U.S. Supreme Court May Announce that it Will Hear Campaign Finance Case on Jan. 22

On December 21, 2006, a 3-judge U.S. District Court in Washington, DC, invalidated part of the McCain-Feingold act. According to a web page that covers the U.S. Supreme Court, that Court may consider the federal government’s appeal at its January 19 conference. Results of the conference will be made known on January 22. The case is Federal Election Commission v Wisconsin Right to Life, no. 06-969. A parallel case is Senator John McCain v Wisconsin Right to Life, no. 06-970.

U.S. Supreme Court Receives Opposition Brief in Ballot Access Case

On January 12, the U.S. Supreme Court received the opposition brief in New York State Bd. of Elections v Lopez Torres, no. 06-766. If the state of New York wishes to rebut it, that brief must be submitted in the next two weeks. The U.S. Supreme Court will then probably decide in early March whether to hear New York’s appeal.

During August and September 2006, three U.S. Courts of Appeals struck down a state ballot access law. The three cases were from New York, Ohio and Illinois. It seems likely that neither Ohio nor Illinois will ask for U.S. Supreme Court review. Therefore, if the U.S. Supreme Court hears a ballot access case in 2007(because a state asked it to), New York is the obvious candidate.

The U.S. Supreme Court has acted in a biased fashion, over the last 23 years, in ballot access cases and in other election law cases. When a state government loses in the court below, the Court almost always hears that state government’s appeal. But when a state wins in the court below, the Court generally refuses to hear the appeal brought by the people opposed to the state law (except when the Democratic or Republican Parties bring an election law appeal to the US Supreme Court, that Court almost always accepts it).

The opposition brief filed in the Lopez Torres case makes it clear that the case is a ballot access case (New York state newspapers frequently misrepresent the case). The issues in the New York case are petition requirements that make it exceedingly difficult to get candidates for Delegate to Judicial Nominating Conventions on the primary ballot of the major parties. The opposition brief describes these petition barriers: “For each prospective delegate, the candidate would have to gather 500 valid signatures of party members residing in the specific Assembly District. As a result, the number of signatures required just to run a slate of delegates across a single Judicial District is several times larger than the number required to get onto the primary ballot for other judicial and non-judicial offices covering the same territory and rivals the number required to run for Governor statewide. In addition, a candidate would need to gather many more than the statutory minimum.
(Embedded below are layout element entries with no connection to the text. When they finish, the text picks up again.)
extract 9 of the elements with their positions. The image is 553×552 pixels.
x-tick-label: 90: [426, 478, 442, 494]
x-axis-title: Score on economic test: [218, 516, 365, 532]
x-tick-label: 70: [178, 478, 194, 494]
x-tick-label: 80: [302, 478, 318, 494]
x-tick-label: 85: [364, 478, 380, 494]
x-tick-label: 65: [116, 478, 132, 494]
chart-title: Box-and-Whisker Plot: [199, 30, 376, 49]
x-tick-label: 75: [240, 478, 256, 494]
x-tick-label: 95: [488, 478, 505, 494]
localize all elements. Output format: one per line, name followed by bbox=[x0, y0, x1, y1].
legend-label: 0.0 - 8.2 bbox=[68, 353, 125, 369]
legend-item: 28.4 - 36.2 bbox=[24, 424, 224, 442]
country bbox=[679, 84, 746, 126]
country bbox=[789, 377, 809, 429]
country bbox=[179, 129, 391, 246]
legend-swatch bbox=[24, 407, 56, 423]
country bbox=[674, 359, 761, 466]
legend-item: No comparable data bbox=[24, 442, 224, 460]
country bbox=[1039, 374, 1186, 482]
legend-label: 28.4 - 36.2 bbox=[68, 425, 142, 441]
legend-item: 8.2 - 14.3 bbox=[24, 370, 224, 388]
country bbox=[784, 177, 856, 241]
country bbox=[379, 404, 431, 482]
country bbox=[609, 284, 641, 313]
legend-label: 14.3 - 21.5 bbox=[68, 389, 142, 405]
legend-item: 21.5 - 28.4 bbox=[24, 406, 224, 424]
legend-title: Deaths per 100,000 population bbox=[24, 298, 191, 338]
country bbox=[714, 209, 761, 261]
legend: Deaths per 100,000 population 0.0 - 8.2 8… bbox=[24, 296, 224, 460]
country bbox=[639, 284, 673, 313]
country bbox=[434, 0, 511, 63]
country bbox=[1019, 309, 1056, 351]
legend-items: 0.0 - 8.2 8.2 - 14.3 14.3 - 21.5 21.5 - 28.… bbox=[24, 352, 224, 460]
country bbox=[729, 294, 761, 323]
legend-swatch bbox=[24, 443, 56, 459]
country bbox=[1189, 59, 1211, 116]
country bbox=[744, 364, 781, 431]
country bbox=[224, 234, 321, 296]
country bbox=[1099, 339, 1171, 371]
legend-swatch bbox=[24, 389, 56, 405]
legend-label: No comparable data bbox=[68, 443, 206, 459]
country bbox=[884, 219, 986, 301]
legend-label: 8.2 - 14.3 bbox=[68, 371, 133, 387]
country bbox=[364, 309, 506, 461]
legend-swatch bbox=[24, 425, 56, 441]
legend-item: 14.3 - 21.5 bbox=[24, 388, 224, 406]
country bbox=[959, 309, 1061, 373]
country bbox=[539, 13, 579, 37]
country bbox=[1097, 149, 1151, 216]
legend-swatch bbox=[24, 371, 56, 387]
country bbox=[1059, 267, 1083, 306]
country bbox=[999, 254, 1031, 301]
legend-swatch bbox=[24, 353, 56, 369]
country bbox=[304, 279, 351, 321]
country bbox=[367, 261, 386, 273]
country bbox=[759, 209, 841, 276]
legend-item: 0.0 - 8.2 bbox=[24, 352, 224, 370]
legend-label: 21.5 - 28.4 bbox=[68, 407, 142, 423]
Those few candidates who have tried to run alternate slates of delegates have not come close to success…One candidate testified he would have had to recruit ‘several dozen people to work full-time at gathering’ 9,000 signatures over the course of 37 days. The candidate concluded that ‘there was simply no way he could overcome these organizational and financial burdens.”

To read the entire brief, click here.

Oklahoma Ballot Access Bill Introduced

On January 5, Oklahoma State Senator Randy Brogdon introduced SB 28, which lowers the number of signatures for a new party from 5% of the last vote cast, to 5,000 signatures. Between 1924 and 1975, Oklahoma had required 5,000 signatures to recognize a new party, and the state never had more than 4 parties on the ballot (including the Democratic and Republican Parties) in all those years.

SB 28 also lowers the vote test for a party to remain on the ballot from 10% for the top office (president/governor), to 1%. Finally, a group is free to pay $5,000 instead of collecting 5,000 signatures; it chooses whether to pay the money or to collect the signatures.

Internal Prohibition Party Battle Has Court Hearing on January 16

The dispute over which faction of the national Prohibition Party is the “legitimate” faction has a court hearing on January 16 in Media, Pennsylvania, at the Delaware County Courthouse. It starts at 10 a.m. The case is titled Residuary Trust Under Will of George Pennock, no. 114-1937. Normally a court would not be involved in an intra-party dispute, but in this case, a court must be involved, because the national party has been the recipient of an trust payment (set up in 1930), and only a court can tell the bank where send the money.